Regulators encouraged providers to make offers that are close to the qualifying payment amount to avoid the arbitration process. But an independent resolution process "rigged to simply reaffirm the qualifying payment amount is neither an independent process nor faithful to Congress' directive to consider multiple enumerating factors," the Association of Air Medical Services argued in the complaint.
HHS and the Labor Department did not respond to requests for comment. The U.S. Office of Personnel Management, Employee Benefits Security Administration, Treasury Department and Internal Revenue Service were also listed as defendants.
The No Surprises Act is expected to curb air ambulance providers' negotiating clout, analysts said. It will especially impact private equity-owned helicopter ambulance carriers that charge nearly twice as much as those that are not part of a private equity-owned or publicly traded company, research from the USC-Brookings Schaeffer Initiative for Health Policy revealed.
Still, air ambulance companies will likely offset out-of-network revenue losses by charging more for in-network claims, industry observers said.
Most air ambulance carriers don't fit in-network models, the Association of Air Medical Services claimed.
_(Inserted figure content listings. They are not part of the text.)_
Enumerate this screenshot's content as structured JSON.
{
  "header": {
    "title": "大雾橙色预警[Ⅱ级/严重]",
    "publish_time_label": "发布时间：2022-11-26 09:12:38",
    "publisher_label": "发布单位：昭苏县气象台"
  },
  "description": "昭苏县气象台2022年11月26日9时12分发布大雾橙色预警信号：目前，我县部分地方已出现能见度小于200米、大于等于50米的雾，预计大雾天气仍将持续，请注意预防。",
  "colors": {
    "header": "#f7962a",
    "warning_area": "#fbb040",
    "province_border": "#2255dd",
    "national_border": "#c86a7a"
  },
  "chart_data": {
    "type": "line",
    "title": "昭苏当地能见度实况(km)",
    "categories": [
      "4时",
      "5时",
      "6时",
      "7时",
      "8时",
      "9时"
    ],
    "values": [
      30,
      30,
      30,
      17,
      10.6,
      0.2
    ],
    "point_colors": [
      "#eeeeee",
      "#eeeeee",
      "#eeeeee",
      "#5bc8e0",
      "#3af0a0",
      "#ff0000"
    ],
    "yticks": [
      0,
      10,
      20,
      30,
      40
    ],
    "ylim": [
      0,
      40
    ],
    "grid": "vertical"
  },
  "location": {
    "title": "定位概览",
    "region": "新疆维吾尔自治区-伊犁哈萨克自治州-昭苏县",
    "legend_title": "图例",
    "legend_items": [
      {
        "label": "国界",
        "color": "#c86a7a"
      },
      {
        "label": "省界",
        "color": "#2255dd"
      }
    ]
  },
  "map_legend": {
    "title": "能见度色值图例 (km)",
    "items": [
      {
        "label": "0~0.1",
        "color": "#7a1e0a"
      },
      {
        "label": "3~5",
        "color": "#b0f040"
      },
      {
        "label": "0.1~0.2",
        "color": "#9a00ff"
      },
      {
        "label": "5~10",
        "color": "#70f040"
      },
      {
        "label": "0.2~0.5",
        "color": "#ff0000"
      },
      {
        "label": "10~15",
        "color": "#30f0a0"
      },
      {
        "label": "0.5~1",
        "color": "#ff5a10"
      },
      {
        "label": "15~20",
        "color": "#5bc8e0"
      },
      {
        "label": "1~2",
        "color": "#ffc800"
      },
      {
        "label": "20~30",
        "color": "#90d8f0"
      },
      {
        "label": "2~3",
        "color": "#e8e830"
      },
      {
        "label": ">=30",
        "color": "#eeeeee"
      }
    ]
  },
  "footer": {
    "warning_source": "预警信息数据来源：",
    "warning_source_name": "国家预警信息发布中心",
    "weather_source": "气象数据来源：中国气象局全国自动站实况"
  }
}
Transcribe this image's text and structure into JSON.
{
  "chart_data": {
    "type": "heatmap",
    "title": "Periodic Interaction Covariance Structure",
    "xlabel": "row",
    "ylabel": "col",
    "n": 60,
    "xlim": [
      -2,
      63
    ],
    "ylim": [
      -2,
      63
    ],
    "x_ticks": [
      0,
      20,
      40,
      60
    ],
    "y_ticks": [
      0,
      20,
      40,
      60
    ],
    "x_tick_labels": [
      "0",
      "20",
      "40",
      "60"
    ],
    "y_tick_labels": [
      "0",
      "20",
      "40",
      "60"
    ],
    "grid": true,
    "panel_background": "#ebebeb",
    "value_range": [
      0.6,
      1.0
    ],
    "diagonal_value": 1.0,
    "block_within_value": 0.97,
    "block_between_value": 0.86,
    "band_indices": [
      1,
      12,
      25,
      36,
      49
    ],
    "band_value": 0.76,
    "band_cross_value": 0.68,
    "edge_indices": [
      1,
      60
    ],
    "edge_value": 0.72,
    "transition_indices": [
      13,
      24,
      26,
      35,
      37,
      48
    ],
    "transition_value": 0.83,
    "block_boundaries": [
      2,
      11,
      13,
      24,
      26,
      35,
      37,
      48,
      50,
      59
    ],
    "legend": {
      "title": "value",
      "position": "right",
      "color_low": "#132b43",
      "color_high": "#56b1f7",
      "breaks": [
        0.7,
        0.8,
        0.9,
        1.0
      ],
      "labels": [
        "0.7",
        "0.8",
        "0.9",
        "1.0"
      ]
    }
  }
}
Air ambulances' high fixed costs and unpredictable schedules complicate network contracts because insurers can't steer increased patient volumes in return for discounts, according to the complaint. Air ambulance carriers and providers negotiate rates on a case-by-case basis, which often leaves the patient with an unexpected balance bill.
The average charge associated with airplane ambulances rose 27.6%, from $19,210 in 2017 to $24,507 in 2020, according to a FAIR Health analysis of around 35 billion healthcare claims. Meanwhile, the average in-network negotiated rate for airplane ambulance jumped rose 76.4% over that span from $8,855 to $15,624.